A self-contained example that uses a small VCF file with SNPs in a single gene 
(Cdc26) to rewrite a Mouse Gene ST probe description fileset and calculate eQTLs 
is available at:
http://davidquigley.com/software/equalizer/equalizer_example.tar.gz

*NOTE* This file is very large (500 Mb) because it contains a set of Affymetrix 
CEL files published in (Sjolund et al. PNAS 2014).

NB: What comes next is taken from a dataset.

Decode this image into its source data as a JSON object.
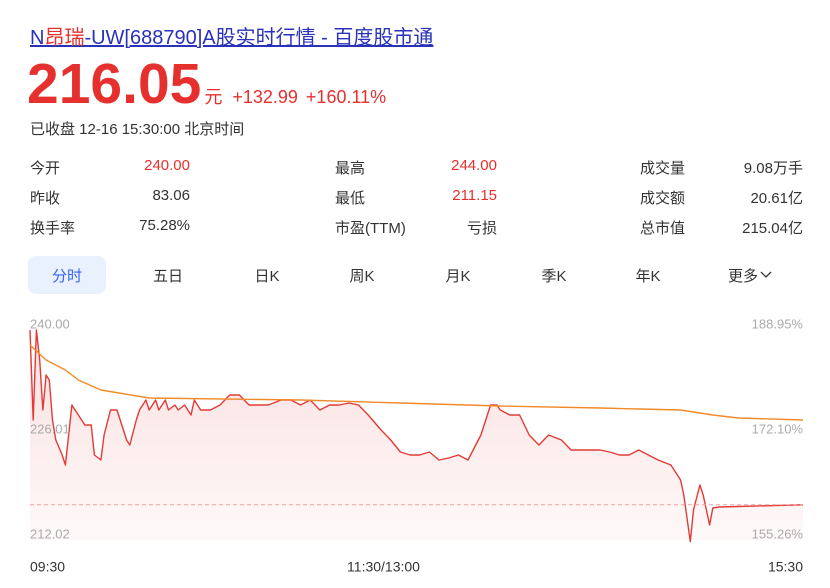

These files are archived at:
http://www.ncbi.nlm.nih.gov/geo/query/acc.cgi?acc=GSE46077

# EXAMPLE BEGINS
wget http://davidquigley.com/software/equalizer/equalizer_example.tar.gz
tar -xzf equalizer_example.tar.gz
cd equalizer_full
#  ****************************************************************
#  * IMPORTANT: Before continuing, set the value of BEDTOOLS_PATH *
#  ****************************************************************
BEDTOOLS_PATH='/home/ubuntu/bedtools-2.17.0/bin'
sudo Rscript equalizer_example.R $BEDTOOLS_PATH 
sh eqtl.sh
# EXAMPLE ENDS



RUNNING NOTES
================================================================================

********************************************
IMPORTANT: IF YOU ARE NOT AN ADMINISTRATOR
********************************************

If you do not have superuser rights on your machine, and wish to generate the R 
package, you will have to modify the create_package.R script created by 
equalizer to install the package locally in a part of the hard drive where you 
have write access, rather than in a location available to the entire system. You 
can also ask an administrator to install the source package at any time.

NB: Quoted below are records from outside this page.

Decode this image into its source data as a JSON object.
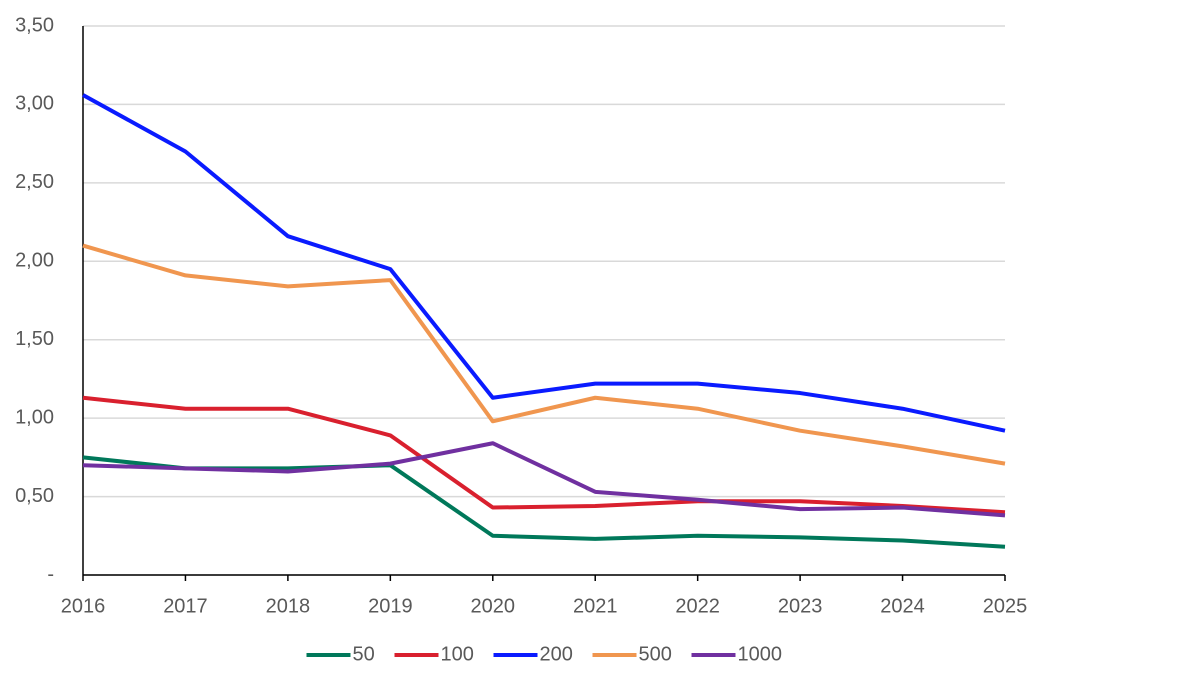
{
  "chart_data": {
    "type": "line",
    "x": [
      2016,
      2017,
      2018,
      2019,
      2020,
      2021,
      2022,
      2023,
      2024,
      2025
    ],
    "xlim": [
      2016,
      2025
    ],
    "xticks": [
      2016,
      2017,
      2018,
      2019,
      2020,
      2021,
      2022,
      2023,
      2024,
      2025
    ],
    "ylim": [
      0,
      3.5
    ],
    "yticks": [
      {
        "value": 0,
        "label": "-"
      },
      {
        "value": 0.5,
        "label": "0,50"
      },
      {
        "value": 1,
        "label": "1,00"
      },
      {
        "value": 1.5,
        "label": "1,50"
      },
      {
        "value": 2,
        "label": "2,00"
      },
      {
        "value": 2.5,
        "label": "2,50"
      },
      {
        "value": 3,
        "label": "3,00"
      },
      {
        "value": 3.5,
        "label": "3,50"
      }
    ],
    "grid": true,
    "legend": "bottom",
    "series": [
      {
        "name": "50",
        "color": "#00785a",
        "values": [
          0.75,
          0.68,
          0.68,
          0.7,
          0.25,
          0.23,
          0.25,
          0.24,
          0.22,
          0.18
        ]
      },
      {
        "name": "100",
        "color": "#d9202e",
        "values": [
          1.13,
          1.06,
          1.06,
          0.89,
          0.43,
          0.44,
          0.47,
          0.47,
          0.44,
          0.4
        ]
      },
      {
        "name": "200",
        "color": "#0a1bff",
        "values": [
          3.06,
          2.7,
          2.16,
          1.95,
          1.13,
          1.22,
          1.22,
          1.16,
          1.06,
          0.92
        ]
      },
      {
        "name": "500",
        "color": "#f0964f",
        "values": [
          2.1,
          1.91,
          1.84,
          1.88,
          0.98,
          1.13,
          1.06,
          0.92,
          0.82,
          0.71
        ]
      },
      {
        "name": "1000",
        "color": "#7030a0",
        "values": [
          0.7,
          0.68,
          0.66,
          0.71,
          0.84,
          0.53,
          0.48,
          0.42,
          0.43,
          0.38
        ]
      }
    ]
  }
}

********************************************
WHAT TRACK OF THE BED FILE SHOULD I USE?
********************************************

The BED file from Affymetrix contains four tracks:

Affymetrix ARRAYNAME_exon probeset(transcriptID_probesetID)
Affymetrix ARRAYNAME_gene level exon(transcriptID)
Affymetrix ARRAYNAME_gene probeset(transcriptID)
Affymetrix ARRAYNAME_probe(transcriptID_probesetID)

The purpose of the BED file in this context is to obtain the mapped positions of each 
individual probe. Using MoGene-2_0-st-v1.mm10.bed as an example, if you call:
grep 17210850_17210851 MoGene-2_0-st-v1.mm10.bed

you'll see:
chr1	3102029	3102110	17210850_17210851	0	+	3102029	3102110	204,102,51	8	24,24,24,24,24,24,24,24,	0,1,5,6,7,51,52,57,
chr1	3102029	3102053	17210850_17210851	0	+	3102029	3102053	0,0,0	1		
chr1	3102030	3102054	17210850_17210851	0	+	3102030	3102054	0,0,0	1		
chr1	3102034	3102058	17210850_17210851	0	+	3102034	3102058	0,0,0	1		
chr1	3102035	3102059	17210850_17210851	0	+	3102035	3102059	0,0,0	1		
chr1	3102036	3102060	17210850_17210851	0	+	3102036	3102060	0,0,0	1		
chr1	3102080	3102104	17210850_17210851	0	+	3102080	3102104	0,0,0	1		
chr1	3102081	3102105	17210850_17210851	0	+	3102081	3102105	0,0,0	1		
chr1	3102086	3102110	17210850_17210851	0	+	3102086	3102110	0,0,0	1

Note that the first entry, from the probeset track, spans chr1:3102029-3102110. 
The 8 on that line indicates 8 probes make up that probeset. The remaining lines
are the locations of the eight individual probes (e.g. chr1:3102029-3102053). If
there is a SNP between chr1:3102029-3102110 that does NOT intersect one of the 
probe locations, it should not affect the hybridization.

Therefore, retain only the last track. Do not use the probeset track and 
intermingle it with the probe track.